Prudential's response

Ferris noted that he owned this product and was very happy with it. He stated that this variable annuity had many upsides, such as locking in the highest daily value, and that it could provide much greater income than the guarantees. While true, the CD and immediate annuity strategy has significant upsides as well, since interest rates used to calculate the annual cash streams could go up significantly over the next 12 years.

My take

Planner Bob Stanley was spot on in noting that there was no such thing as a guaranteed five percent annual return annuity. If there were, I can assure you that Prudential and most other insurance companies would hold them in their own portfolio, instead of investment grade bonds paying far less.

The illusion being presented here is that Prudential doubles your value and then pays you out a cash stream at a captive rate far lower than you could buy in the open market.

I applaud Ferris for being so upfront about fees and the nature of the guarantees. I wish insurance agents would do the same with their clients. I also agree with him that this product does have upside beyond the guarantee. On the other hand, the 3.5% annual fees combined with systematic buying high and selling low, make it unlikely to be of much value.

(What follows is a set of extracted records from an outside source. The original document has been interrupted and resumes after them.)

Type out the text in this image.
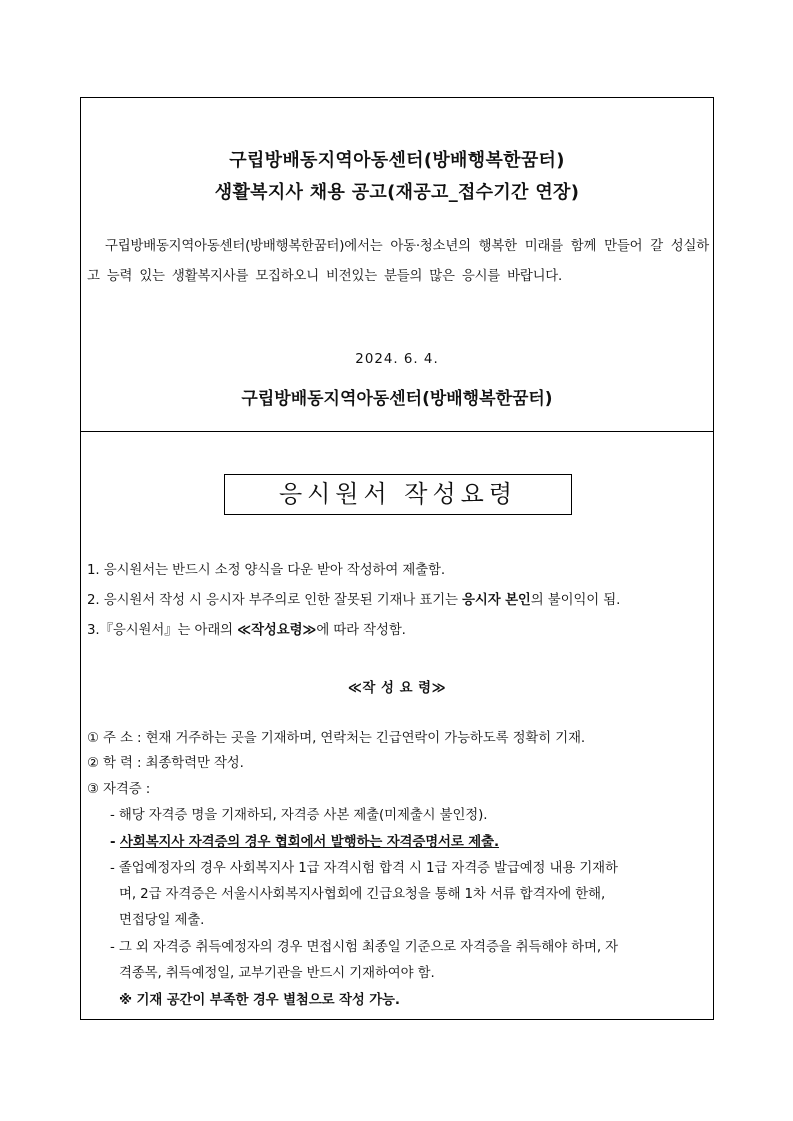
구립방배동지역아동센터(방배행복한꿈터)
생활복지사 채용 공고(재공고_접수기간 연장)
구립방배동지역아동센터(방배행복한꿈터)에서는 아동·청소년의 행복한 미래를 함께 만들어 갈 성실하고 능력 있는 생활복지사를 모집하오니 비전있는 분들의 많은 응시를 바랍니다.
2024. 6. 4.
구립방배동지역아동센터(방배행복한꿈터)
응시원서 작성요령
1. 응시원서는 반드시 소정 양식을 다운 받아 작성하여 제출함.
2. 응시원서 작성 시 응시자 부주의로 인한 잘못된 기재나 표기는 응시자 본인의 불이익이 됨.
3.『응시원서』는 아래의 ≪작성요령≫에 따라 작성함.
≪작 성 요 령≫
① 주 소 : 현재 거주하는 곳을 기재하며, 연락처는 긴급연락이 가능하도록 정확히 기재.
② 학 력 : 최종학력만 작성.
③ 자격증 :
- 해당 자격증 명을 기재하되, 자격증 사본 제출(미제출시 불인정).
- 사회복지사 자격증의 경우 협회에서 발행하는 자격증명서로 제출.
- 졸업예정자의 경우 사회복지사 1급 자격시험 합격 시 1급 자격증 발급예정 내용 기재하
며, 2급 자격증은 서울시사회복지사협회에 긴급요청을 통해 1차 서류 합격자에 한해,
면접당일 제출.
- 그 외 자격증 취득예정자의 경우 면접시험 최종일 기준으로 자격증을 취득해야 하며, 자
격종목, 취득예정일, 교부기관을 반드시 기재하여야 함.
※ 기재 공간이 부족한 경우 별첨으로 작성 가능.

My biggest disagreement with Ferris is with his statement that annuities are complex products because retirement income is complex. In reality, it would be very simple to say we guarantee a five percent annual return. Unfortunately, Prudential could perish if they did. In my opinion, the nature of the complexity is to provide illusions for agents to sell to consumers.

The next time you are reading a 200-page document describing a financial product, ask yourself if you think the attorneys and actuaries wrote it to protect you or the insurance company? Don't ever play a game you don't fully understand.